Cette fois, nous retournons au bar de jour à midi. À l’intérieur on dirait que l’aube se lève à peine. L’absence de fenêtres et de lumière naturelle, l’éclairage artificiel, le volume de la musique et la fumée te rappellent que dans ce genre d’endroit on est hors du temps. Devant nous, il y a une grande table avec quatre hommes et quatre ficheras. Deux d’entre eux embrassent les filles et les tripotent.
Esperanza est assise au fond du bar. Avec un léger sourire, elle nous salue de loin. Nous l’invitons à boire une bière et elle s’assoit avec nous. Aujourd’hui elle est contente. « Aujourd’hui j’ai quelque chose à fêter, c’est mon dernier jour ». Esperanza a obtenu un rendez-vous grâce à l’application CBP One [2]. Grâce à cela, elle pourra se déplacer sur le territoire mexicain, en principe de manière sûre, et avancer vers sa destination finale, les États-Unis.

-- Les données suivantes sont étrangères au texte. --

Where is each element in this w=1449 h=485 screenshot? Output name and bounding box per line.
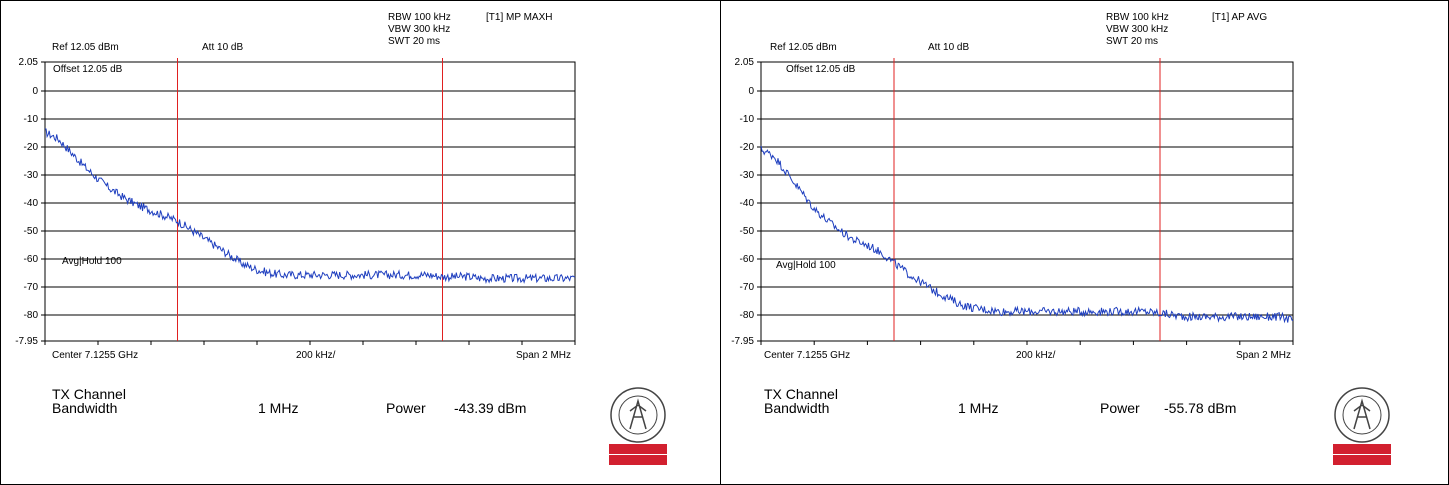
attenuation: Att 10 dB	[928, 42, 970, 53]
swt-label: SWT 20 ms	[1106, 36, 1159, 47]
y-tick-label: -80	[740, 310, 755, 321]
avg-hold-label: Avg|Hold 100	[776, 260, 836, 271]
ref-level: Ref 12.05 dBm	[52, 42, 119, 53]
y-tick-label: -50	[740, 226, 755, 237]
spectrum-panel-left: RBW 100 kHz VBW 300 kHz SWT 20 ms [T1] M…	[0, 0, 718, 485]
y-tick-label: 0	[748, 86, 754, 97]
spectrum-plot: 2.05 0 -10 -20 -30 -40 -50 -60 -70 -80 -7.95	[731, 57, 1294, 347]
y-tick-label: -30	[24, 170, 39, 181]
trace-label: [T1] AP AVG	[1212, 12, 1268, 23]
trace-line	[44, 128, 576, 284]
trace-line	[760, 145, 1294, 324]
tx-channel-label: TX Channel	[52, 386, 126, 402]
y-tick-label: -10	[740, 114, 755, 125]
y-tick-label: -20	[24, 142, 39, 153]
spectrum-panel-right: RBW 100 kHz VBW 300 kHz SWT 20 ms [T1] A…	[718, 0, 1436, 485]
plot-frame	[44, 61, 576, 342]
span-label: Span 2 MHz	[1236, 350, 1292, 361]
y-tick-label: -50	[24, 226, 39, 237]
y-tick-label: -60	[24, 254, 39, 265]
bandwidth-label: Bandwidth	[52, 400, 118, 416]
y-tick-label: -80	[24, 310, 39, 321]
y-tick-label: -7.95	[731, 336, 754, 347]
y-tick-label: -70	[740, 282, 755, 293]
offset-label: Offset 12.05 dB	[53, 64, 123, 75]
y-tick-label: -60	[740, 254, 755, 265]
div-label: 200 kHz/	[1016, 350, 1056, 361]
div-label: 200 kHz/	[296, 350, 336, 361]
y-tick-label: 2.05	[735, 57, 755, 68]
power-value: -55.78 dBm	[1164, 400, 1237, 416]
power-label: Power	[1100, 400, 1140, 416]
offset-label: Offset 12.05 dB	[786, 64, 856, 75]
bandwidth-label: Bandwidth	[764, 400, 830, 416]
power-value: -43.39 dBm	[454, 400, 527, 416]
tx-channel-label: TX Channel	[764, 386, 838, 402]
rbw-label: RBW 100 kHz	[388, 12, 451, 23]
span-label: Span 2 MHz	[516, 350, 572, 361]
bureau-veritas-logo	[608, 385, 668, 467]
power-label: Power	[386, 400, 426, 416]
bureau-veritas-logo	[1332, 385, 1392, 467]
y-tick-label: -20	[740, 142, 755, 153]
center-frequency: Center 7.1255 GHz	[52, 350, 139, 361]
y-tick-label: -7.95	[15, 336, 38, 347]
rbw-label: RBW 100 kHz	[1106, 12, 1169, 23]
attenuation: Att 10 dB	[202, 42, 244, 53]
trace-label: [T1] MP MAXH	[486, 12, 553, 23]
ref-level: Ref 12.05 dBm	[770, 42, 837, 53]
plot-frame	[760, 61, 1294, 342]
y-tick-label: -30	[740, 170, 755, 181]
vbw-label: VBW 300 kHz	[1106, 24, 1169, 35]
center-frequency: Center 7.1255 GHz	[764, 350, 851, 361]
y-tick-label: -40	[740, 198, 755, 209]
y-tick-label: -10	[24, 114, 39, 125]
avg-hold-label: Avg|Hold 100	[62, 256, 122, 267]
spectrum-plot: 2.05 0 -10 -20 -30 -40 -50 -60 -70 -80 -7.95	[15, 57, 576, 347]
y-tick-label: -40	[24, 198, 39, 209]
bandwidth-value: 1 MHz	[958, 400, 999, 416]
vbw-label: VBW 300 kHz	[388, 24, 451, 35]
y-tick-label: -70	[24, 282, 39, 293]
bandwidth-value: 1 MHz	[258, 400, 299, 416]
y-tick-label: 2.05	[19, 57, 39, 68]
panel-divider	[720, 0, 721, 485]
swt-label: SWT 20 ms	[388, 36, 441, 47]
y-tick-label: 0	[32, 86, 38, 97]
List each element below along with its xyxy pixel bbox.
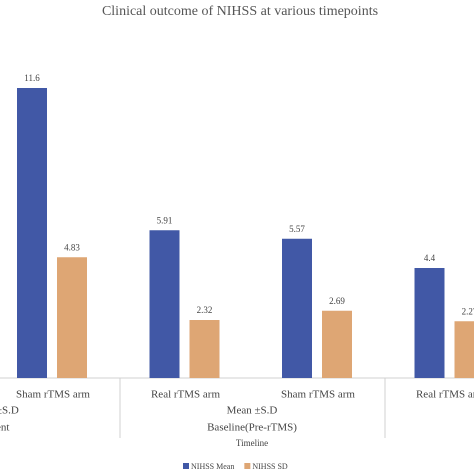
bar	[17, 88, 47, 378]
bar	[57, 257, 87, 378]
x-tick-label: Sham rTMS arm	[281, 389, 355, 401]
x-tick-label: Sham rTMS arm	[16, 389, 90, 401]
value-label: 4.83	[64, 242, 80, 252]
value-label: 2.32	[197, 305, 213, 315]
supergroup-label: Baseline(Pre-rTMS)	[207, 422, 297, 434]
bar	[149, 230, 180, 378]
legend-swatch	[183, 463, 189, 469]
x-tick-label: Real rTMS arm	[151, 389, 220, 401]
x-axis-title: Timeline	[236, 438, 268, 448]
bar	[454, 321, 474, 378]
group-label: ±S.D	[0, 405, 19, 417]
legend-label: NIHSS SD	[252, 462, 288, 471]
legend-label: NIHSS Mean	[191, 462, 234, 471]
value-label: 4.4	[424, 253, 436, 263]
group-label: Mean ±S.D	[227, 405, 278, 417]
value-label: 2.27	[462, 306, 474, 316]
bar	[282, 238, 312, 378]
bar	[322, 310, 352, 378]
bar	[189, 320, 220, 378]
legend-swatch	[244, 463, 251, 469]
value-label: 5.57	[289, 224, 305, 234]
value-label: 5.91	[157, 215, 173, 225]
x-tick-label: Real rTMS arm	[416, 389, 474, 401]
chart-title: Clinical outcome of NIHSS at various tim…	[102, 4, 378, 19]
value-label: 11.6	[24, 73, 40, 83]
bar	[414, 268, 445, 378]
supergroup-label: ent	[0, 422, 9, 434]
value-label: 2.69	[329, 296, 345, 306]
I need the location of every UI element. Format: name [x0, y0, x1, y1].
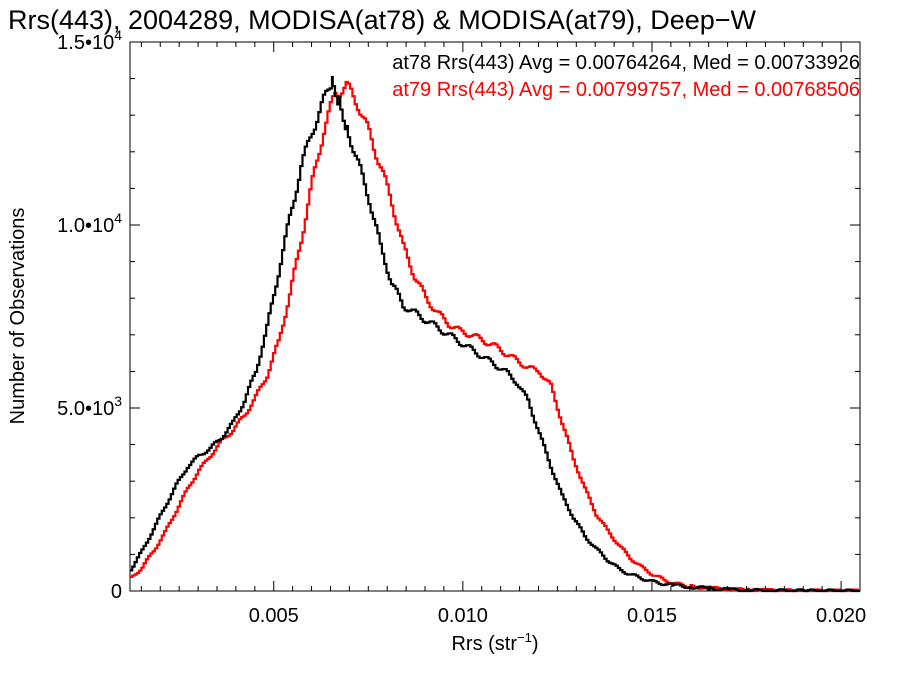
x-tick-label: 0.020 [816, 605, 866, 627]
series-layer [130, 75, 860, 593]
annotation-at78: at78 Rrs(443) Avg = 0.00764264, Med = 0.… [392, 52, 860, 74]
y-tick-label: 5.0•103 [57, 393, 122, 420]
y-axis-label: Number of Observations [7, 208, 29, 425]
chart-title: Rrs(443), 2004289, MODISA(at78) & MODISA… [8, 5, 757, 35]
x-tick-label: 0.010 [438, 605, 488, 627]
y-tick-label: 1.5•104 [57, 27, 122, 54]
series-line-at78 [130, 75, 860, 593]
y-tick-label: 1.0•104 [57, 210, 122, 237]
x-tick-label: 0.015 [627, 605, 677, 627]
x-axis-label-superscript: −1 [517, 630, 532, 645]
tick-layer: 0.005 0.010 0.015 0.020 0 5.0•103 1.0•104 1.5•1… [57, 27, 866, 627]
series-line-at79 [130, 80, 860, 593]
annotation-at79: at79 Rrs(443) Avg = 0.00799757, Med = 0.… [392, 79, 860, 101]
plot-frame [129, 41, 861, 592]
annotation-layer: at78 Rrs(443) Avg = 0.00764264, Med = 0.… [392, 52, 860, 101]
x-tick-label: 0.005 [249, 605, 299, 627]
y-tick-label: 0 [111, 581, 122, 603]
x-axis-label: Rrs (str−1) [451, 630, 538, 655]
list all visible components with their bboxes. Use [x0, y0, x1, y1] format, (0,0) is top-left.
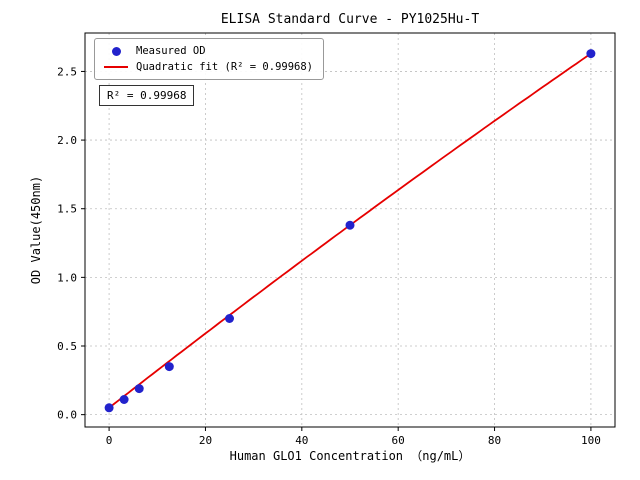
x-tick-label: 0: [106, 434, 113, 447]
legend-marker-cell: [104, 66, 128, 68]
legend-item-measured-od: Measured OD: [104, 45, 313, 57]
y-axis-label: OD Value(450nm): [29, 175, 43, 285]
y-tick-label: 2.0: [57, 134, 77, 147]
legend-label-quadratic-fit: Quadratic fit (R² = 0.99968): [136, 61, 314, 73]
legend-item-quadratic-fit: Quadratic fit (R² = 0.99968): [104, 61, 313, 73]
x-tick-label: 20: [199, 434, 212, 447]
data-point: [104, 403, 114, 413]
x-tick-label: 40: [295, 434, 308, 447]
chart-legend: Measured OD Quadratic fit (R² = 0.99968): [94, 38, 325, 80]
quadratic-fit-line: [108, 52, 592, 409]
y-tick-label: 0.5: [57, 340, 77, 353]
x-axis-label: Human GLO1 Concentration （ng/mL）: [229, 449, 471, 463]
r-squared-annotation: R² = 0.99968: [99, 85, 195, 106]
y-tick-label: 1.5: [57, 203, 77, 216]
data-point: [345, 220, 355, 230]
x-tick-label: 80: [488, 434, 501, 447]
data-point: [134, 384, 144, 394]
y-tick-label: 1.0: [57, 271, 77, 284]
legend-label-measured-od: Measured OD: [136, 45, 206, 57]
chart-title: ELISA Standard Curve - PY1025Hu-T: [220, 12, 480, 27]
y-tick-label: 0.0: [57, 409, 77, 422]
x-tick-label: 100: [581, 434, 601, 447]
x-tick-label: 60: [392, 434, 405, 447]
y-tick-label: 2.5: [57, 65, 77, 78]
dot-marker-icon: [111, 46, 121, 56]
data-point: [119, 395, 129, 404]
legend-marker-cell: [104, 46, 128, 56]
data-point: [164, 362, 174, 372]
line-marker-icon: [104, 66, 128, 68]
data-point: [586, 49, 596, 59]
plot-frame: [84, 32, 616, 428]
data-point: [225, 314, 234, 323]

Dans deux jours elle quittera Tapachula. Sa place dans ce botanero sera alors très vite occupée par une autre femme migrante que se retrouve bloquée dans le plus grand entonnoir à migrants de tout le continent américain.
– Dial – Diffusion de l’information sur l’Amérique latine – D 3743.
– Traduction de Françoise Couëdel pour Dial.
– Source (espagnol) : [Yemayá Revista >https://yemayarevista.com/sobrevivir-en-la-frontera-el-cuerpo-como-moneda-de-cambio/], 28 mars 2025. Reportage publié en collaboration avec El Salto.
En cas de reproduction, mentionner au moins l’auteur, la traductrice, la source française (Dial - www.dial-infos.org) et l’adresse internet de l’article.
[1] Les botanas sont des snacks typiquement mexicains, frits, à la texture croustillante et aérée. Ils sont traditionnellement servis accompagnés de sauce piquante ou saupoudrés de poudre de piment et de jus de citron vert pour une saveur acidulée – NdlT.
[2] CBP One est une application développée par le Service des douanes et de la protection des frontières des États-Unis (en anglais : U.S. Customs and Border Protection ou CBP). En 2023, elle a vu ses fonctionnalités étendues pour permettre aux migrants de présenter des demandes d’asile. L’application a été fermée par le gouvernement Trump le 20 janvier 2025 puis réouverte en mars 2025 avec une nouvelle fonction consistant à assister les migrants sans-papiers qui souhaiteraient rentrer chez eux – note DIAL.